We suppose University of Nebraska fans think it's cute that our entire state seemed so enamored with the renewal of the University of South Dakota-South Dakota State football game.

Nebraska regularly draws 85,000 fans or more to every game. The Cornhuskers have sold out their stadium for 320-plus consecutive games.

Meanwhile, the expected record-breaking crowd -- the great sea of humanity expected to overcome the Brookings campus of SDSU on Saturday -- numbered 15,278.

SDSU won 31-8 in a contest that was as exciting as could be expected when a 1-9 team (USD) plays on the road against a 7-3 team (SDSU).

We're glad that these teams have renewed their rivalry after a nine-year hiatus. This match-up is fun, and no doubt good for South Dakotans who have even a passing interest in football.

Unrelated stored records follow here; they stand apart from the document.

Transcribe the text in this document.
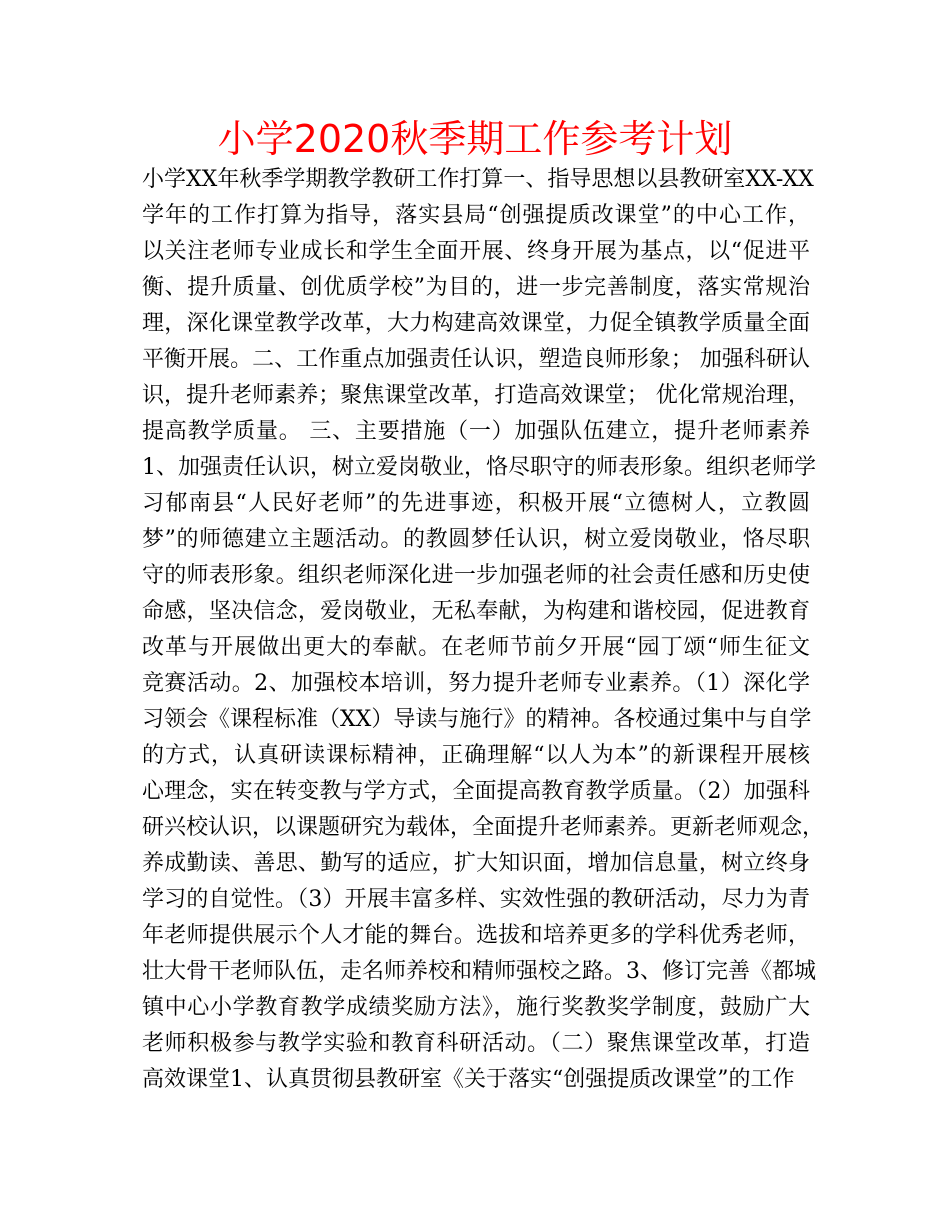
小学2020秋季期工作参考计划
小学XX年秋季学期教学教研工作打算一、指导思想以县教研室XX-XX
学年的工作打算为指导，落实县局“创强提质改课堂”的中心工作，
以关注老师专业成长和学生全面开展、终身开展为基点，以“促进平
衡、提升质量、创优质学校”为目的，进一步完善制度，落实常规治
理，深化课堂教学改革，大力构建高效课堂，力促全镇教学质量全面
平衡开展。二、工作重点加强责任认识，塑造良师形象； 加强科研认
识，提升老师素养；聚焦课堂改革，打造高效课堂； 优化常规治理，
提高教学质量。 三、主要措施（一）加强队伍建立，提升老师素养
1、加强责任认识，树立爱岗敬业，恪尽职守的师表形象。组织老师学
习郁南县“人民好老师”的先进事迹，积极开展“立德树人，立教圆
梦”的师德建立主题活动。的教圆梦任认识，树立爱岗敬业，恪尽职
守的师表形象。组织老师深化进一步加强老师的社会责任感和历史使
命感，坚决信念，爱岗敬业，无私奉献，为构建和谐校园，促进教育
改革与开展做出更大的奉献。在老师节前夕开展“园丁颂“师生征文
竞赛活动。2、加强校本培训，努力提升老师专业素养。（1）深化学
习领会《课程标准（XX）导读与施行》的精神。各校通过集中与自学
的方式，认真研读课标精神，正确理解“以人为本”的新课程开展核
心理念，实在转变教与学方式，全面提高教育教学质量。（2）加强科
研兴校认识，以课题研究为载体，全面提升老师素养。更新老师观念，
养成勤读、善思、勤写的适应，扩大知识面，增加信息量，树立终身
学习的自觉性。（3）开展丰富多样、实效性强的教研活动，尽力为青
年老师提供展示个人才能的舞台。选拔和培养更多的学科优秀老师，
壮大骨干老师队伍，走名师养校和精师强校之路。3、修订完善《都城
镇中心小学教育教学成绩奖励方法》，施行奖教奖学制度，鼓励广大
老师积极参与教学实验和教育科研活动。（二）聚焦课堂改革，打造
高效课堂1、认真贯彻县教研室《关于落实“创强提质改课堂”的工作
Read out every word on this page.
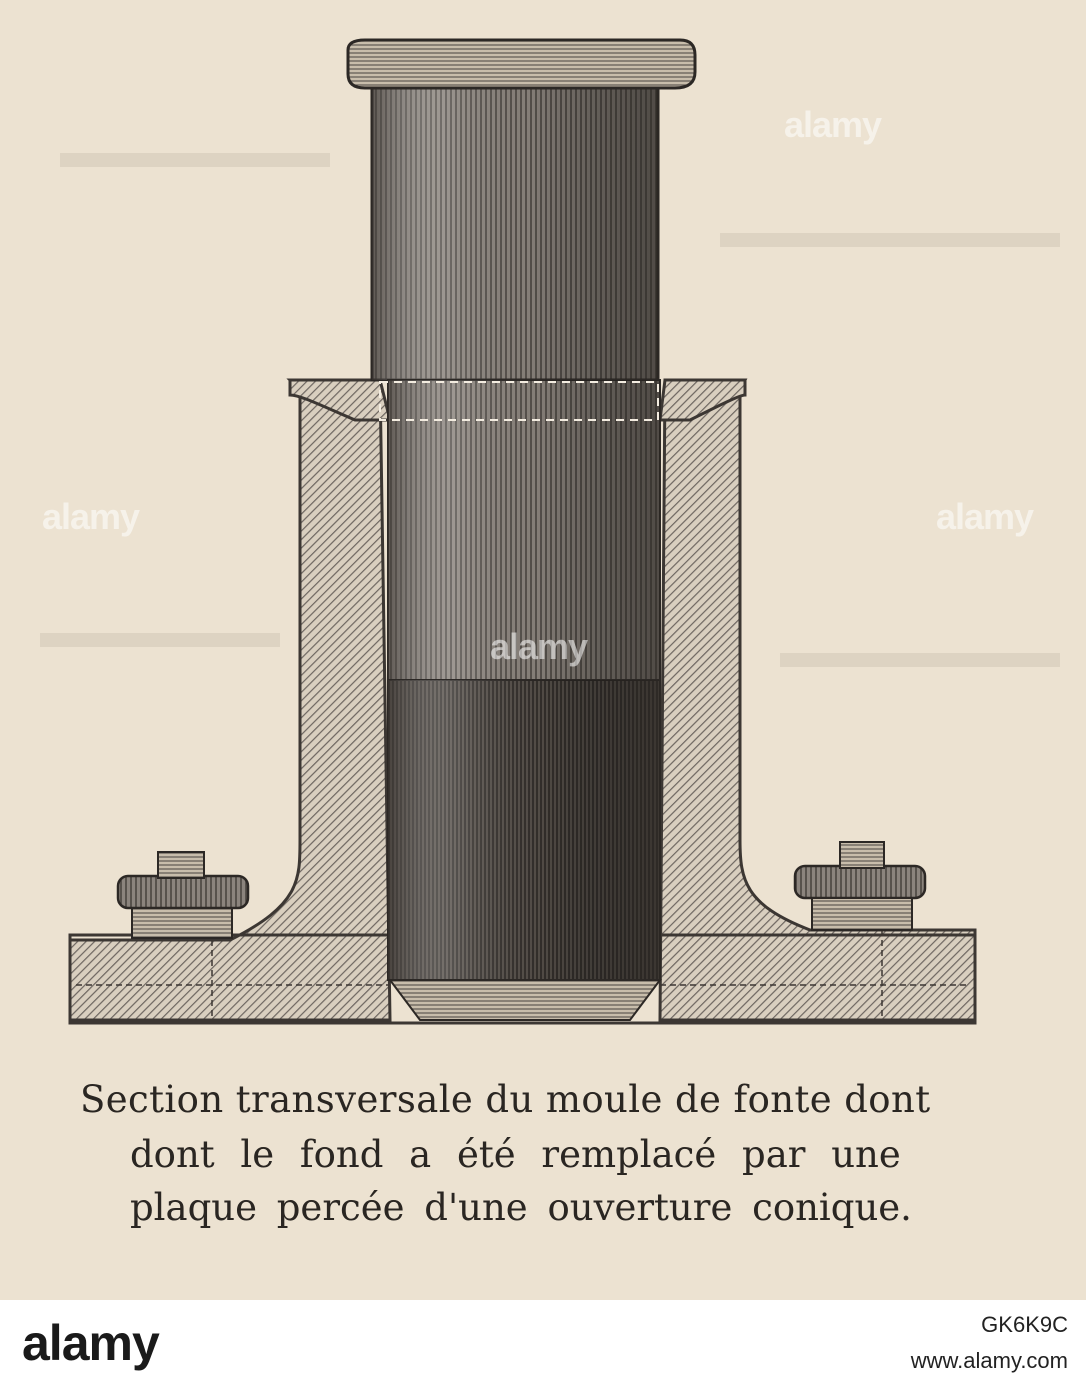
alamy
alamy
alamy
alamy
Section transversale du moule de fonte dont
dont le fond a été remplacé par une
plaque percée d'une ouverture conique.
alamy	GK6K9C
www.alamy.com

Yet we must note that the game attendance was only the seventh best ever achieved at SDSU, and only 312 fans more than the Jacks' homecoming game last month against a Pennsylvania team.

Was this otherwise nondescript rivalry game -- again, featuring teams with vastly different levels of success this year -- a product of simple media hype?

Do students not really care much about the rivalry? Keep in mind that the last time SDSU and USD played, SDSU's enrollment was less than 11,000.

Today, it's 12,583, and the game was the most-promoted South Dakota football game in years, yet it didn't break an attendance record. It makes us wonder why.

Has North Dakota State University really become SDSU's true rival? That would seem to be the case, given the excitement over the Dakota Marker trophy that the two teams battle for and the bets made between politicians in the states.

SDSU and NDSU made the Division I leap together and were without games against their in-state rivals in recent years, so the rivalry between the two schools grew.

Also, both schools have been highly successful in recent seasons, which adds to the atmosphere of the games. When they played this year, a conference title was up for grabs.

Maybe SDSU's facility is another factor. It's stretched to the limit, and there aren't many places to put additional fans once the crowd reaches 15,000.

Perhaps a new or improved stadium, which SDSU is seeking, would draw a bigger crowd.

It's likely, too, that the SDSU-USD rivalry will get better with time, and with improvement in USD's football program.

Or, maybe the magic that was the SDSU-USD Division II rivalry is lost forever, to be replaced or at least rivaled by South Dakotans' desire to show up their neighbor to the north on the national Division I stage.